From 1923 onward his fiction found a ready market, though he was a slow writer—partly because of the necessity for revision work, and for the correspondence which kept him in touch with established and coming writers. His work in the macabre quickly won him an audience, not only among the readers of Weird Tales, but among the critical fraternity as well. Edward J. O’Brien triple-starred The Colour out of Space and The Dunwich Horror in O’Brien’s distinguished annual collections of the best short stories; the anthologist, Christine Campbell Thomson, began to reprint his work in England; Dashiell Hammett anthologized Lovecraft in the United States; at last, William Crawford, an amateur in publishing, brought out The Shadow over Innsmouth in book form in 1936, though Lovecraft’s old friend and and fellow amateur, W. Paul Cook had eight years before set up and printed for book publication—but never bound—his story, The Shunned House. Lovecraft’s fiction had expanded from Weird Tales to Amazing Stories, Tales of Magic and Mystery, and Astounding Stories. In 1932 his aunt, Mrs. Franklin Clark died, and with his re-maining aunt, Annie E. Phillips Gamwell, he moved to the house at 66 College Street (now at 67 Prospect Place) which was his last home in Providence. There he was fond of writing by night, drawing the shades by day to work by electric light and from this final address he often emerged to walk the streets of Providence by night—as he had done in his youth from the family home at 454 Angell Street. It cannot be said that Lovecraft had much faith in his work at any period; he referred to it as touched with commercialism, and he did not turned away from revision of the work of others and go it alone.

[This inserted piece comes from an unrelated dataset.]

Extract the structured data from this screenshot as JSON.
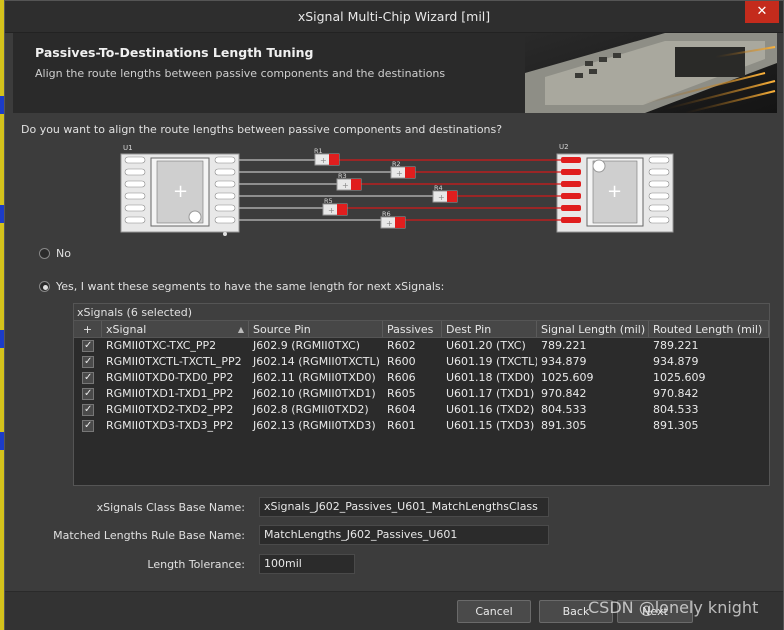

In his last years, the illnesses which had plagued him in his youth reflected in his declining health. His abnormal sensitivity to any temperature less than 20? above zero deep-ened to the point where he was made acutely uncomfortable, by any temperature of less than 30?. His letters during his last year of life are filled with references to annoying infirmities and little disabilities. In the autumn and early of 1937, his illness grew much worse, and he did not improved. Late in February, 1937, he was taken to the Jane Brown Memorial Hospital in Providence. There he died early in the morning of March 5, 1937, of a combination of cancer of the intestine and Bright’s disease. He was buried three days later, in his grandfather Phillips’ lot in Swan Point Cemetery; though his name is inscribed on the central shaft, no stone marks his grave.